Рыцарь свободного моря, стр. 22

— Бог в помощь вам, мой добрый господин! — кричала она, словно блеющая коза, — Бог в помощь вам! Пусть вернет он вам сторицей ваше щедрое подаяние! Конечно, Бог в помощь вам! Все-таки дайте вашу руку старой Марии Шенпердю, чтобы она попробовала вам погадать и предохранить вас, сколько можно, от скверных акул, врагов ваших… Ну, дайте же вашу руку, чтобы добрая старуха Мария прочитала по ней вашу судьбу от начала до конца: хорошее и дурное, дни и ночи, гогу и магогу, — как меня обучили этому египтяне.

Удивленный, встревоженный даже, Тома остановился.

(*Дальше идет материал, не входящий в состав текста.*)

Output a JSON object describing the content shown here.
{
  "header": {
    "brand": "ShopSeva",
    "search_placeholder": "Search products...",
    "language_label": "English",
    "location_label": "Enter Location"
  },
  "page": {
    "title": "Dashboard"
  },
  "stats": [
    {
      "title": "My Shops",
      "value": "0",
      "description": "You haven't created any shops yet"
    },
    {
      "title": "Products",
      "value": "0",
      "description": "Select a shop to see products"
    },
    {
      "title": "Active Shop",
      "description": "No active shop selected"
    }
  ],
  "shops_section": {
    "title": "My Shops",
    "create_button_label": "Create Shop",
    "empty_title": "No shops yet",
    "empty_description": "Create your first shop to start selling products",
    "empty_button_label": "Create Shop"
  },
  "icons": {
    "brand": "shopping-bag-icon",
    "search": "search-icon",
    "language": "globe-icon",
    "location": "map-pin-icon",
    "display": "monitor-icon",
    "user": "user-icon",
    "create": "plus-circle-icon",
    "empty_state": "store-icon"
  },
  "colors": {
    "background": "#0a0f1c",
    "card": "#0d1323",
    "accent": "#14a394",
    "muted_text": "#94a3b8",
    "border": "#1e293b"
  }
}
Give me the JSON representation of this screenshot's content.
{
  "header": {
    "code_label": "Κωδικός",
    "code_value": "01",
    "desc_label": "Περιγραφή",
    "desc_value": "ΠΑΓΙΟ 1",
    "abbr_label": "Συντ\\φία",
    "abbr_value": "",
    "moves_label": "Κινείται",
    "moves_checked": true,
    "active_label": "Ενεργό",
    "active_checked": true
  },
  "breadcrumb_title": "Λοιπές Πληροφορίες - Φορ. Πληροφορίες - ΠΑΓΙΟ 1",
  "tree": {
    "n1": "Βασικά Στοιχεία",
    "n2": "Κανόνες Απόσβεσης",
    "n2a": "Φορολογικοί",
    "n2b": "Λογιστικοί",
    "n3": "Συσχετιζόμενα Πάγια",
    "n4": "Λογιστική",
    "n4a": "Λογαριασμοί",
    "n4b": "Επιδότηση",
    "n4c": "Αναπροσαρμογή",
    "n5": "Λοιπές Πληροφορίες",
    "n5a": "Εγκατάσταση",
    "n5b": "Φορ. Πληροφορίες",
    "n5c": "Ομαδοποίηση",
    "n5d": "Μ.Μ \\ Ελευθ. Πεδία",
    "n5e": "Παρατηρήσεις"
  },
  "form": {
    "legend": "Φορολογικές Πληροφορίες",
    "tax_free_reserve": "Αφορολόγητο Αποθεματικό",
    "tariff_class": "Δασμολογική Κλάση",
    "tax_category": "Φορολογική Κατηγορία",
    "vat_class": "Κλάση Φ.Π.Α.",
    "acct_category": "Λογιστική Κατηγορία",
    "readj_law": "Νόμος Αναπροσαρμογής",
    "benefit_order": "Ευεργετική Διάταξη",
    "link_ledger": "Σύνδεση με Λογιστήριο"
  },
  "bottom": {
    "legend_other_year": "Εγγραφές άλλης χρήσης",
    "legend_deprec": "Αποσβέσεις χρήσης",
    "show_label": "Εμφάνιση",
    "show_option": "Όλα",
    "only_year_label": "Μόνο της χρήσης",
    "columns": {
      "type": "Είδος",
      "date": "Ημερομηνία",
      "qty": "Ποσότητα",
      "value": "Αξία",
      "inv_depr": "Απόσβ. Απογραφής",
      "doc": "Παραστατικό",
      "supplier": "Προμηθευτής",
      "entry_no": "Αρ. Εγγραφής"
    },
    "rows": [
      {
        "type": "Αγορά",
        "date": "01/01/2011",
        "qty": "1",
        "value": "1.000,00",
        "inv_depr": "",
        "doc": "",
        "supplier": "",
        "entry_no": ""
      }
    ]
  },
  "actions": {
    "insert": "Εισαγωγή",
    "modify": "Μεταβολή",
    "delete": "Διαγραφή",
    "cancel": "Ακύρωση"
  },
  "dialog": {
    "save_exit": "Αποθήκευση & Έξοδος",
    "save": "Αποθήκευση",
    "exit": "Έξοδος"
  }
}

— Египтяне? — переспросил он.

— Ну да, египтяне! — отвечала старуха, — египтяне, цыгане и сарацины, злые и нехорошие племена, укравшие меня у родителей, когда я была еще слабым ребенком. Но Пресвятая Дева Мария защитила меня, потому что я молилась ей, как только умела, а она моя заступница. И проклятые нехристи, державшие меня в плену, все перемерли, кто на виселице, кто на костре, а я — вот она, добрый мой господин!

Не колеблясь больше, Тома дал ей левую руку.

— Смотри на здоровье! — сказал он.

Упоминание Божьей Матери достаточно успокоило его сомнения насчет возможной греховности таких языческих действий. Геноле, напротив, враждебно относившийся ко всякому колдовству, поспешно отступил под самый навес соседнего дома и бросал на гадалку подозрительные взгляды.

— О! — воскликнула та, рассматривая вблизи широкую ладонь корсара, — вот уж подлинно знатная рука, добрый мой господин!

Она ее трогала концами своих пальцев, иссохших, как у старого трупа, поворачивая ее во всех направлениях и под всеми углами зрения.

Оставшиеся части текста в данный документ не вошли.